When it comes to car design, there is also much to recommend a slow start. Sit back, let the competition take the gamble and put in the hard yards in R&D. Then, when the market is mature, the demand created, the errors thrashed out, you pounce. BMW, Porsche and Audi all blasted on to the luxury SUV circuit more than a decade ago, and even they were a generation behind Range Rover and Land Rover. Now, making its very late entry to the party is Jaguar’s first ever SUV – the F-Pace. It has already picked up 25 global awards and is the fastest-selling Jaguar ever, with more than 50,000 already sold since its launch.
Customers can’t get enough of the luxury crossover. Part limo, part off-road bruiser, part highway cruiser, they give you a bit of everything you fancy. And the F-Pace does it all very neatly: it’s big but not colossal; fast but not terrifying; luxurious but not ostentations; capable but probably not one for heading to Antarctica in. Think of it as a v posh shuttle to whip you from Chelsea to the Cotswolds.
Being part of the Jaguar Land Rover group, you’d think creating an F-Pace to going toe-to-toe with stable mates such as the Evoque and Discovery Sport would be foolhardy to say the least. But Jaguar has made it clear from the outset that the F-Pace is all about performance. It’s a pumped up sister to the exhilarating F-Type roadster rather than a pale imitation of the omnipotent Range Rover Sport. It certainly looks terrific. From its bonnet bulge to its pronounced rear haunches and slit-like lights, this is a car that’s designed to appear quick a nimble rather than as an indestructible fortress with a penchant for giving Mother Nature a good thrashing. It’s certainly a head-turner, too. One passing driver on the M3 gave me a big wave and a grinning thumbs-up. But then I realised he was biased as he was driving an F-Pace himself.
Inside there are plenty of luxurious touches and it’s packed with technology, from head-up display to surround camera and auto parking function. You can download an app that lets you remotely preheat or precool the car and check its vital statistics. It also has an “Activity Key” – a sort of waterproof bracelet fob. Jaguar imagines many of its new customers will not be old men in golfing slacks vying for the most conspicuous parking spot at the golf club, but fit young people heading to the coast for some kite surfing and a beach barbecue.

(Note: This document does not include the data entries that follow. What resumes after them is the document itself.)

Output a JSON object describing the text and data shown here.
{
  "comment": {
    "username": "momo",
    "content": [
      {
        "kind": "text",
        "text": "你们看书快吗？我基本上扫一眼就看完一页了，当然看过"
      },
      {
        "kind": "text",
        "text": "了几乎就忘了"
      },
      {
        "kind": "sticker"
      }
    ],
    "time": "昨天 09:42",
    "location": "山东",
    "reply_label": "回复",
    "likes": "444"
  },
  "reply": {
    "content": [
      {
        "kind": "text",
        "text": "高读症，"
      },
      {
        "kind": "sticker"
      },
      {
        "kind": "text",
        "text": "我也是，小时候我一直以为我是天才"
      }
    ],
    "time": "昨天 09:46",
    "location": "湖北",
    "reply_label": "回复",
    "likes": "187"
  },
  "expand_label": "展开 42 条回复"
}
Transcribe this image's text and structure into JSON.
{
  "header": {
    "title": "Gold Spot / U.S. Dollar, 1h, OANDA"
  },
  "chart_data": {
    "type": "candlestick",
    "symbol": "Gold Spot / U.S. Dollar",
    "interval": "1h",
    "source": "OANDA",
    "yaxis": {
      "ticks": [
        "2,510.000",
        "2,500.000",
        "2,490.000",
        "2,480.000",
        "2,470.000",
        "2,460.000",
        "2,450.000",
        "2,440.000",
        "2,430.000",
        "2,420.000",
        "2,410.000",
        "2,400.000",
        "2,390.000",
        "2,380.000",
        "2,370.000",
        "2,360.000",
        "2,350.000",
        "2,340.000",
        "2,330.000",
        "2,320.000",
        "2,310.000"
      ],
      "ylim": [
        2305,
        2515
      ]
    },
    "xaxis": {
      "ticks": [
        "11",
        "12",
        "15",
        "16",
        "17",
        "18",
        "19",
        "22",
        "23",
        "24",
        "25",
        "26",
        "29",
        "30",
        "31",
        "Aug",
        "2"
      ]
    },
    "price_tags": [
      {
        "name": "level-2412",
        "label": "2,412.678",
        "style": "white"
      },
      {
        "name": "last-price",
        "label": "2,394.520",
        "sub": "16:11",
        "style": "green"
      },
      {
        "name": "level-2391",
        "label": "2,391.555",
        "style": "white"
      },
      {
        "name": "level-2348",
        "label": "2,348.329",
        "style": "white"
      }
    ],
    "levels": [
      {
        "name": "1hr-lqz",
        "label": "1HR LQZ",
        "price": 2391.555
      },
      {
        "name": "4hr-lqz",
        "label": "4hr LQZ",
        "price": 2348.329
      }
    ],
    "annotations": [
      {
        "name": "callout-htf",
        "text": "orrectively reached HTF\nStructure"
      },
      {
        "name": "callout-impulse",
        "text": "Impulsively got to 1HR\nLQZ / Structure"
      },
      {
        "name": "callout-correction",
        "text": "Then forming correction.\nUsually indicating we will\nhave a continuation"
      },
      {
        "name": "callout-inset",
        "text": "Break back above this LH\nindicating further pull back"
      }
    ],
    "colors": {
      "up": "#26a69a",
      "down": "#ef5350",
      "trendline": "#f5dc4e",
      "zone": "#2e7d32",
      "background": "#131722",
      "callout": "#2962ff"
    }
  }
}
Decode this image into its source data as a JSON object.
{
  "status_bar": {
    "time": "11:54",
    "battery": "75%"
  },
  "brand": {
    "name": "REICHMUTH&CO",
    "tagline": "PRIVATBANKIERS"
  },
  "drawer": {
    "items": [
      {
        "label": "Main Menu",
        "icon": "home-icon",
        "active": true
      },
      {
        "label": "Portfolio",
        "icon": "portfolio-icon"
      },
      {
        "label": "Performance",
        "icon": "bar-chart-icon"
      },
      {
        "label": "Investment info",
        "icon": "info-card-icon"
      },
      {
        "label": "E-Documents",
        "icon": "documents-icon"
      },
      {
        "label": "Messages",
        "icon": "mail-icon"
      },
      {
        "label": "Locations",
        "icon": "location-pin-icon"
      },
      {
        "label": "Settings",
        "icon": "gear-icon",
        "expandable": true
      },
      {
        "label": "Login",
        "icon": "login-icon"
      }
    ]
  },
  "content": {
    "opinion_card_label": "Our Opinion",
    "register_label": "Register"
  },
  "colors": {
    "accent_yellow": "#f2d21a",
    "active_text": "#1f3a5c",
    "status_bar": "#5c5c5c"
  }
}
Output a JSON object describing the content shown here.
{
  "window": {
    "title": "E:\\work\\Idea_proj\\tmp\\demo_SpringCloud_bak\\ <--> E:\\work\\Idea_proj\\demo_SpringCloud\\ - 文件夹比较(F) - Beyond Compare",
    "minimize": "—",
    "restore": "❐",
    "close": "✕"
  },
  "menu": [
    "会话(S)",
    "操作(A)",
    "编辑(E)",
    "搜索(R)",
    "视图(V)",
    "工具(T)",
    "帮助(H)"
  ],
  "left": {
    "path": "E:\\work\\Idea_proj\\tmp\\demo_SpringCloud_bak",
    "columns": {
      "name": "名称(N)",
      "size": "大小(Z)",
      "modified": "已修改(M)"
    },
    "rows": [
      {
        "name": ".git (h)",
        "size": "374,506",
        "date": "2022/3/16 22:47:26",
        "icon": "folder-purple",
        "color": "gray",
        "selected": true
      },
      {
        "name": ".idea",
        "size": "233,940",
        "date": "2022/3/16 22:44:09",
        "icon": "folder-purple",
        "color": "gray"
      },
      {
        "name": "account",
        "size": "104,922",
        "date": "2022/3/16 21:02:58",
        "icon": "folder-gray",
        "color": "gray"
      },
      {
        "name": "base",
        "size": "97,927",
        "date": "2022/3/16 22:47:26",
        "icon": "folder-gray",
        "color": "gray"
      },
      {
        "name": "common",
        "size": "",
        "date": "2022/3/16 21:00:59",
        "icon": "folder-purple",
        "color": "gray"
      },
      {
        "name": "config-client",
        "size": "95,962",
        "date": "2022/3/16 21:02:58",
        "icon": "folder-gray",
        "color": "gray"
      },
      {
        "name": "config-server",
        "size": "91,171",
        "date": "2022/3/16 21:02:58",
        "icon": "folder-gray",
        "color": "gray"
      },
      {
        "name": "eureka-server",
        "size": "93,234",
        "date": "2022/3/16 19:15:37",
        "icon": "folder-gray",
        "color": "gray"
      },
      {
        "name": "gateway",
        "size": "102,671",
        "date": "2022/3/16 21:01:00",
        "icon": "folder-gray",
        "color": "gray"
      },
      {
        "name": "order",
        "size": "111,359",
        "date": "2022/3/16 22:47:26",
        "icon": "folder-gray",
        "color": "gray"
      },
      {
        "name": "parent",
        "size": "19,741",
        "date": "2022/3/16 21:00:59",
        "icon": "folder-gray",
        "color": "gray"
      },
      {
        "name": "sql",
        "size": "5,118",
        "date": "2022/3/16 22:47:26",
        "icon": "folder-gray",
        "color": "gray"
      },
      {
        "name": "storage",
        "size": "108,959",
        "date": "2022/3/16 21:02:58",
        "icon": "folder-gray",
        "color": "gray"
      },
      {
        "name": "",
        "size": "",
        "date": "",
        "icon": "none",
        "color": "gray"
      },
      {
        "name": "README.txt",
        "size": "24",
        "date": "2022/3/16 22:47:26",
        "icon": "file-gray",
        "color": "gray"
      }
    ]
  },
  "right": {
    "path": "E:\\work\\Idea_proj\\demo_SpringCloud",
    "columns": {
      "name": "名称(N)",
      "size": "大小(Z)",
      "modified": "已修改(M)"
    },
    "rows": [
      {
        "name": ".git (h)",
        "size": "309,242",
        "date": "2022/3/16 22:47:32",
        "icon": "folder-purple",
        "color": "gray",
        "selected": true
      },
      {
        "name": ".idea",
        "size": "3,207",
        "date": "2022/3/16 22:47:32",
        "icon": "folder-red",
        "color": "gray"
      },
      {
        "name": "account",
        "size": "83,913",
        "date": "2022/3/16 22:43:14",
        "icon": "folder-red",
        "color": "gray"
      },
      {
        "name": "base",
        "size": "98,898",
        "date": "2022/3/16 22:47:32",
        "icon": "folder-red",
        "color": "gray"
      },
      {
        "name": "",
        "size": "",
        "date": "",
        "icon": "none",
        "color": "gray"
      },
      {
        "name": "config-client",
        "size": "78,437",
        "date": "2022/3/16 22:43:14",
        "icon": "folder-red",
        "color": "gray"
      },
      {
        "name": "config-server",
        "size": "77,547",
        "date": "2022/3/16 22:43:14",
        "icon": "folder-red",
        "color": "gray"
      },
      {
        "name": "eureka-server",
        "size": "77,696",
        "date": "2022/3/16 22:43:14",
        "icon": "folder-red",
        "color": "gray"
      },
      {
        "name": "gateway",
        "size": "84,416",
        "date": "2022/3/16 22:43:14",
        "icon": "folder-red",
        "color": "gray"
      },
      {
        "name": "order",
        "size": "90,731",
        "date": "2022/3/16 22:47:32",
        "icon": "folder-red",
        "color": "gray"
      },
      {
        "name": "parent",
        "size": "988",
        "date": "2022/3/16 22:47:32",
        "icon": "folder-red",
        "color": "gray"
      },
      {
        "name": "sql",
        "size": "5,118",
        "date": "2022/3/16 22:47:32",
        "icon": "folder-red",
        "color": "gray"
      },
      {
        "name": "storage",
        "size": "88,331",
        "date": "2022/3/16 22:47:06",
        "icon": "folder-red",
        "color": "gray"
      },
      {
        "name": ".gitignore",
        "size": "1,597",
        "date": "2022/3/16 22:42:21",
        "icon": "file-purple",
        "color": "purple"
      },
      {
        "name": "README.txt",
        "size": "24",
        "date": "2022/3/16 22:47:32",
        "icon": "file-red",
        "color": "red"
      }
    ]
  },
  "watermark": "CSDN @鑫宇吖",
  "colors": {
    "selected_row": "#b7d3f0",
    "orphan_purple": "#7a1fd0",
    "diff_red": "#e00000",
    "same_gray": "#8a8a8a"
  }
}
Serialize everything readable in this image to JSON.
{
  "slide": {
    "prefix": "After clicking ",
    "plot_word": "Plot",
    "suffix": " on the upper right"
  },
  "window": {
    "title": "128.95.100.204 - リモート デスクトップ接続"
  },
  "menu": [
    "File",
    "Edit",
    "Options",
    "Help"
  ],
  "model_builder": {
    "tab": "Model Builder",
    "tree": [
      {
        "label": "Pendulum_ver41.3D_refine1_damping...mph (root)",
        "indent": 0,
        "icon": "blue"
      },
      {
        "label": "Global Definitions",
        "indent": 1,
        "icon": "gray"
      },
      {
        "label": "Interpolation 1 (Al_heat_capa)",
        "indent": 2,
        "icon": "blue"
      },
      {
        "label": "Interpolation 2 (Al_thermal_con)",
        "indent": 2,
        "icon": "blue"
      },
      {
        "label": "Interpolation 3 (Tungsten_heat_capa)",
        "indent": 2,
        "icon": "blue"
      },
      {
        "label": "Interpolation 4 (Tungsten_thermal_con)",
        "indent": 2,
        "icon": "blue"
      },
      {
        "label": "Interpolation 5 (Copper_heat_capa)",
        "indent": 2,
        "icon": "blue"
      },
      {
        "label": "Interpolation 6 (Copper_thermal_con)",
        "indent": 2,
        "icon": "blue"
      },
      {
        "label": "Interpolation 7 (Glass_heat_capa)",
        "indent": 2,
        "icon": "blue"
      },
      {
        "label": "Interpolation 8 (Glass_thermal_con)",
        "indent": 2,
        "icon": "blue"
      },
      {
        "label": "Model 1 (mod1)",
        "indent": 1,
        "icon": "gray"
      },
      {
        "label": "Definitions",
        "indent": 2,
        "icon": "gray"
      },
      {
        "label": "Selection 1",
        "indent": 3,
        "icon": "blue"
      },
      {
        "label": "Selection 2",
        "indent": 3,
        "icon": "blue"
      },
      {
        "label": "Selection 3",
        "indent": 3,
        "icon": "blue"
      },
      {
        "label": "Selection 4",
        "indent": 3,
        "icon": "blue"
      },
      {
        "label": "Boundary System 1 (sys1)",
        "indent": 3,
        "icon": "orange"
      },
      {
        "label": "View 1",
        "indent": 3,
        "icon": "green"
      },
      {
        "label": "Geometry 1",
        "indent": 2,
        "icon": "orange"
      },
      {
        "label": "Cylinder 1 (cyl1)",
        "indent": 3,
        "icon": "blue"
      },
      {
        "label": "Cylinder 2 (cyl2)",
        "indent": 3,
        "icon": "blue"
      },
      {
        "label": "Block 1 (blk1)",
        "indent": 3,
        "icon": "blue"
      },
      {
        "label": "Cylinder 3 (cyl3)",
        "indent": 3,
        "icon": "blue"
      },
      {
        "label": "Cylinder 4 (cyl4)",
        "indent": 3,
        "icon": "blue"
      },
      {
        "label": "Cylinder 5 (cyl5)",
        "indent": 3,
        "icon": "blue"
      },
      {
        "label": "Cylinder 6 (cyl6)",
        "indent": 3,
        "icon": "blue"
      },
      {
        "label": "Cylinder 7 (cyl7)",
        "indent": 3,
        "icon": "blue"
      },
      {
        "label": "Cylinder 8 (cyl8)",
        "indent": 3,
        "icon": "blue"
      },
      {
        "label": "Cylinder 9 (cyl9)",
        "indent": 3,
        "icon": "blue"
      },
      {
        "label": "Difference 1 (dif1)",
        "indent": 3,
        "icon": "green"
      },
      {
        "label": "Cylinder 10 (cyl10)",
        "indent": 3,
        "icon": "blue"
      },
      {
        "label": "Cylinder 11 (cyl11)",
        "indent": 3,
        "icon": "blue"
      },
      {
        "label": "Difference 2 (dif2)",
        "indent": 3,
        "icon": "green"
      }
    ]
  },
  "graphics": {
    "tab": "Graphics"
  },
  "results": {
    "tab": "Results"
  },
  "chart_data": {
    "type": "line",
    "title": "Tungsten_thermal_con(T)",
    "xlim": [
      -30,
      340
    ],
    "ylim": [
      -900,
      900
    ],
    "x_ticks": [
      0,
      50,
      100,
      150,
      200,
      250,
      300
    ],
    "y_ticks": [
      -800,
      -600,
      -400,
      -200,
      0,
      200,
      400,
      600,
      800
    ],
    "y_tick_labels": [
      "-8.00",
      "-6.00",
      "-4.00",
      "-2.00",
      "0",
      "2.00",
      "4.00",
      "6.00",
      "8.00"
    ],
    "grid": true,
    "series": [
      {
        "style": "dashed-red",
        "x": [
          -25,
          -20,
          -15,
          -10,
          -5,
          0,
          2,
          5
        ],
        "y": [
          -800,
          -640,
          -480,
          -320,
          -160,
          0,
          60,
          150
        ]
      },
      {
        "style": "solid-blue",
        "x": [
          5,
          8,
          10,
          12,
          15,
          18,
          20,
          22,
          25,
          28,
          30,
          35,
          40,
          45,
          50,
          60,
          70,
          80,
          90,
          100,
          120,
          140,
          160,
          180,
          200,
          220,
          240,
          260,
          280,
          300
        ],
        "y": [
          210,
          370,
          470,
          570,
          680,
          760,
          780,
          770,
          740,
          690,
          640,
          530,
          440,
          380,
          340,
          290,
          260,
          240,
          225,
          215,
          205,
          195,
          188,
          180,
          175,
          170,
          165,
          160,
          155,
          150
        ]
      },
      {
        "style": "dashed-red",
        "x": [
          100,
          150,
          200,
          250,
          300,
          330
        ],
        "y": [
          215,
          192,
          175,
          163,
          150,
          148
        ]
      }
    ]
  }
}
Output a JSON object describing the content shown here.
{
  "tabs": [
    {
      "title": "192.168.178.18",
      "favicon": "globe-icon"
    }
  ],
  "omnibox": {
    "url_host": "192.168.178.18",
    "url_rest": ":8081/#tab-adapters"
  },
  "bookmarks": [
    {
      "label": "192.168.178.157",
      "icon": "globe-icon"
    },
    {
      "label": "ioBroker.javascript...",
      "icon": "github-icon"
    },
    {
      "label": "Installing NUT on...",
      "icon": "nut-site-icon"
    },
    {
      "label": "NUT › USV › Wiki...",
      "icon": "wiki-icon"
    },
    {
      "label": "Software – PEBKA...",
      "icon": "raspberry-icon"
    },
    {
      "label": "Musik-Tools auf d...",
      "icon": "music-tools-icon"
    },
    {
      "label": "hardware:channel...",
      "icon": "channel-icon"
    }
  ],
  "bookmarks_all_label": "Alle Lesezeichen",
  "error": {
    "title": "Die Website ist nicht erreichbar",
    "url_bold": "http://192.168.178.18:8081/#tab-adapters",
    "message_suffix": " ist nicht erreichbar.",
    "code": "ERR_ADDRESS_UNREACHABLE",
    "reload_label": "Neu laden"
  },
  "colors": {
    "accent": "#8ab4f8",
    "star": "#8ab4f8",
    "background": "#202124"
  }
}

To drive it feels dynamic and responsive. The best-selling engine will be the 178bhp 4-cylinder 2-litre diesel with a six-speed manual or eight-speed auto. This returns 57.6mpg and emits 129g/km of CO2, which is all well and good. But for those concerned about diesel emissions, there is little to tempt you at the moment. The only petrol power plant is the over-the-top 375bhp 3-litre supercharged V6, which will set you back another £15,000. However, sit tight and wait. JLR has recently unveiled a new Ingenium turbo petrol engine which will be available later this year – another boon for those happy not to be first.